Şeffaflık beklentisi yüksek değil
“Halka açık şirketler için oluşturulan kurumsal yönetim ilkeleri konsantre hisse yapısına sahip aile şirketlerinin egemen olduğu gibi ekonomilerin ihtiyaçları doğrultusunda şekillenerek 1999 yılından bugüne KOBİ’ler ve halka kapalı şirketler için önemli araçlar sunan bir yönetim biçimi haline geldi. Burada önemli olan uluslararası alanda geçerli ilkeleri ülkenin yasal çerçevesi ve iş yapış kültürüne yakınlaştırmak ve uygulama alanı bulmasına yardımcı olmak. TKYD olarak bugüne kadar halka kapalı aile şirketleri, medya grupları, sivil toplum kuruluşları, futbol kulüpleri gibi farklı alanlarda rehberler hazırlayarak kurumsal yönetimin farklı alanlarda nasıl uygulanabilir olacağına dair çalışmaları faydaya sunduk. Geride kalan 11 yılda Anadolu’nun 38 ilinde düzenlediğimiz seminerlerdeki gözlemlerimize dayanarak önemli ölçüde gelişme olduğunu belirtebiliriz. Aile şirketlerinin yoğunlukta olduğu Türkiye ekonomisinde kurumsal yönetim ile yaratılacak değerin anlatılması önemli. Şeffaflık beklentisi yüksek olmadığından ve iş yapış tarzlarında bir sorun oluşmayan şirketler bu ilkeleri hayata geçirmek için iştahlı olmayabiliyor. Ancak ortalama bir şirket ömrünün 35 yıl civarında olduğu düşünüldüğünde, konununw stratejik bir gündeme işaret ettiğini görüyoruz. Burada önemli sorunlardan biri de kayıt dışı ekonomi.
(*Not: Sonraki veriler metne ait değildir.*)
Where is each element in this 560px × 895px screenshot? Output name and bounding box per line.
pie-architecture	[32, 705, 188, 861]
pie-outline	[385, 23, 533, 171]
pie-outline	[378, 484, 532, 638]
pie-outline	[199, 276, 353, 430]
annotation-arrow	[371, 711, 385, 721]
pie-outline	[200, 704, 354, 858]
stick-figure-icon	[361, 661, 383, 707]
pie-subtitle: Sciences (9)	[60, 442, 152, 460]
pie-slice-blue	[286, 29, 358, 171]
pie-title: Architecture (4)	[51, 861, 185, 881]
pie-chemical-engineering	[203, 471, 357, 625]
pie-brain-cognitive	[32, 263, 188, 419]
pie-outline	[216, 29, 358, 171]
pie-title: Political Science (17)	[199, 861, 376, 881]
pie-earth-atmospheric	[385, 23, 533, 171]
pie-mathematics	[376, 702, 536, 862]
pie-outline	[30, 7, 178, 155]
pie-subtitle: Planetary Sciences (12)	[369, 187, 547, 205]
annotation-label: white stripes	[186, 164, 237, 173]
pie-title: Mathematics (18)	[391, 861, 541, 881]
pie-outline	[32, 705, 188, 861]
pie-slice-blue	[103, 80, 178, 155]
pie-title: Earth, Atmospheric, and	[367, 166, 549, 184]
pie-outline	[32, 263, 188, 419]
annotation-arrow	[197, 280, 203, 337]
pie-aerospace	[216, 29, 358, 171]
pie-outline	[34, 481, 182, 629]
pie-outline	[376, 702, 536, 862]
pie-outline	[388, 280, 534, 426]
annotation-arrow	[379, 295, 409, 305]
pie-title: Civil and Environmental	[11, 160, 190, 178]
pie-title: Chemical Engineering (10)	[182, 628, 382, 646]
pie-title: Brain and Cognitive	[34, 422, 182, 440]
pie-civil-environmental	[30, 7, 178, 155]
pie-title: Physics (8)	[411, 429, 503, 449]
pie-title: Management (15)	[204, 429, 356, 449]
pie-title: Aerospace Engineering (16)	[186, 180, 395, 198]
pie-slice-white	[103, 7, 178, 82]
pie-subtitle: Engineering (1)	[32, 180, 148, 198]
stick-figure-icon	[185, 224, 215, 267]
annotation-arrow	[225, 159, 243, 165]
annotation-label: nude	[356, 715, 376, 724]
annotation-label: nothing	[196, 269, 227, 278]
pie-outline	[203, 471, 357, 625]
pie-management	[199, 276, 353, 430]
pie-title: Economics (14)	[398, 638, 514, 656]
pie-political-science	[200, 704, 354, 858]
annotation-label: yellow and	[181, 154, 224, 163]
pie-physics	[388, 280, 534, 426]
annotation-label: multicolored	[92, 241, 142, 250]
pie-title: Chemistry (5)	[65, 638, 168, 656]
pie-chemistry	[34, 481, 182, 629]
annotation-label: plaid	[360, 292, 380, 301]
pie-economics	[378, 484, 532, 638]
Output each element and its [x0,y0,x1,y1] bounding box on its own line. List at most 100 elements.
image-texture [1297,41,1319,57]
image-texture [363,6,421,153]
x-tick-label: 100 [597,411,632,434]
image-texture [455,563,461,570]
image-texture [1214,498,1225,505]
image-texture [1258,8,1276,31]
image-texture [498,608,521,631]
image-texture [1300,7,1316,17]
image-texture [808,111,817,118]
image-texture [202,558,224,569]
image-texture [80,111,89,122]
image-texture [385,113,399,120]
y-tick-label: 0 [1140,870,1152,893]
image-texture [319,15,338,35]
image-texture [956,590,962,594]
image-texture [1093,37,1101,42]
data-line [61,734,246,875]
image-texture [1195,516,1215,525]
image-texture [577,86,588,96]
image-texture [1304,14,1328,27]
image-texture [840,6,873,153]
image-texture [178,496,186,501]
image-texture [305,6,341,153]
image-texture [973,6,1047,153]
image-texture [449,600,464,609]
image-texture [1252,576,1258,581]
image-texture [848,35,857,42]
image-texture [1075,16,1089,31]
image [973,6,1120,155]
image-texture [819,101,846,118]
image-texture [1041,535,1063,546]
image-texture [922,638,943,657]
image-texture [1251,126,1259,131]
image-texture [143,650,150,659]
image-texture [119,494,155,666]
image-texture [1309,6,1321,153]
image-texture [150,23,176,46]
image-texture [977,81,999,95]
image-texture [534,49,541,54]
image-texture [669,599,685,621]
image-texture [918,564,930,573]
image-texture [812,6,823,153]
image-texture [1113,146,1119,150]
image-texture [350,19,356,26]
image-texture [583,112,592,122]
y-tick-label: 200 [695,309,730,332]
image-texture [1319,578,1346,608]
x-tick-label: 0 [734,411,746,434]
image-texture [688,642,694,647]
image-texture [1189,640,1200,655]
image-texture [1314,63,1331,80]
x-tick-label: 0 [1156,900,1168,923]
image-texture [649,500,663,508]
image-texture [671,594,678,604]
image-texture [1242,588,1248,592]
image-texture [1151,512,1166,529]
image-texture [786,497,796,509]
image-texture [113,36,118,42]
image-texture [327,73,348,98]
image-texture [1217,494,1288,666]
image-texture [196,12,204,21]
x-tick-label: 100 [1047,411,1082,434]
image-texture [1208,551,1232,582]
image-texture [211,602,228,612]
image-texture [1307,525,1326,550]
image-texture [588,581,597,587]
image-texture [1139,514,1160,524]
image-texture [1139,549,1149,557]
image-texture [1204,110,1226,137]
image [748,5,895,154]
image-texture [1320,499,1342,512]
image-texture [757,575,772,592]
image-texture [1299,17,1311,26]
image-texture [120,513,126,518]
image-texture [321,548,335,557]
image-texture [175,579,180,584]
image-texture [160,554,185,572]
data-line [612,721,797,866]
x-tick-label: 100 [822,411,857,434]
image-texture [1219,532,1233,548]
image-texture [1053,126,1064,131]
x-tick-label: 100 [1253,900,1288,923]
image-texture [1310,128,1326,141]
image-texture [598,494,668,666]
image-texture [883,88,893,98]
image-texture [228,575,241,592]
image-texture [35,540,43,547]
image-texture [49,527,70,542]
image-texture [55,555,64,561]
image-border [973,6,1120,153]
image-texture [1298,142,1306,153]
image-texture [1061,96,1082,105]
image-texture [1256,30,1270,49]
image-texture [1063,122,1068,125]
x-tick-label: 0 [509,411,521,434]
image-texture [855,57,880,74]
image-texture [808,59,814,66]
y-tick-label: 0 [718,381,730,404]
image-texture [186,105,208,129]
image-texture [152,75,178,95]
Mali tabloların hazırlanmasında ve şeffaflık ile ilgili yaşanan sorunlarda bu konunun önemli bir yeri olduğu düşünülüyor. Kayıt dışılığın azaltılması yönünde güçlü bir irade ile hareket etmek bu konuda da önemli kazanımları getirecek.”
Yönetim kurullarına daha fazla kadın hedefliyoruz
“TKYD’nin de destekçisi olduğu ‘Bağımsız Kadın Direktörler Projesi’, Sabancı Üniversitesi Kurumsal Yönetim Forumu, İsveç Konsolosluğu’nun finansal ve Egon Zehnder International Turkiye ofisinin stratejik desteği ile yürütülüyor. ‘Bağımsız Kadın Direktörler Projesi’, kadınların yönetim kurullarındaki konumunun güçlendirilmesini ve bu yolla yönetim kurullarının daha etkin çalışmasını hedefl iyor. Proje kapsamında hazırlanan rapora baktığımızda; BIST’de yer alan 422 şirketin yönetim kurullarının incelendiği 2014 yılından 2013’e göre kadın direktör sayısında bir değişiklik yok ancak 2014 yılında yeni atanan bağımsız yönetim kurulu üyelerinin yüzde 24’ünün kadın olduğunu görüyoruz. Bağımsız üyeler arasında kadın üye oranının artmasına paralel olarak Yönetim Kurulu Komiteleri’nde yer alan üyeler arasında da kadın üye oranı artmış. ‘Global Board Ready Women’ inisiyatifinin de kurucu üyesi olan proje kapsamında, 2015 dönemi genel kurullarının sonuna kadar BIST şirketleri yönetim kurullarında kadın direktör oranının yüzde 25’e ulaşması, Türkiye’de yönetim kurulunda kadın direktör bulunmayan şirket kalmaması, yönetim kurullarının kadın üyelerle güçlendirilmesi hedefleniyor.”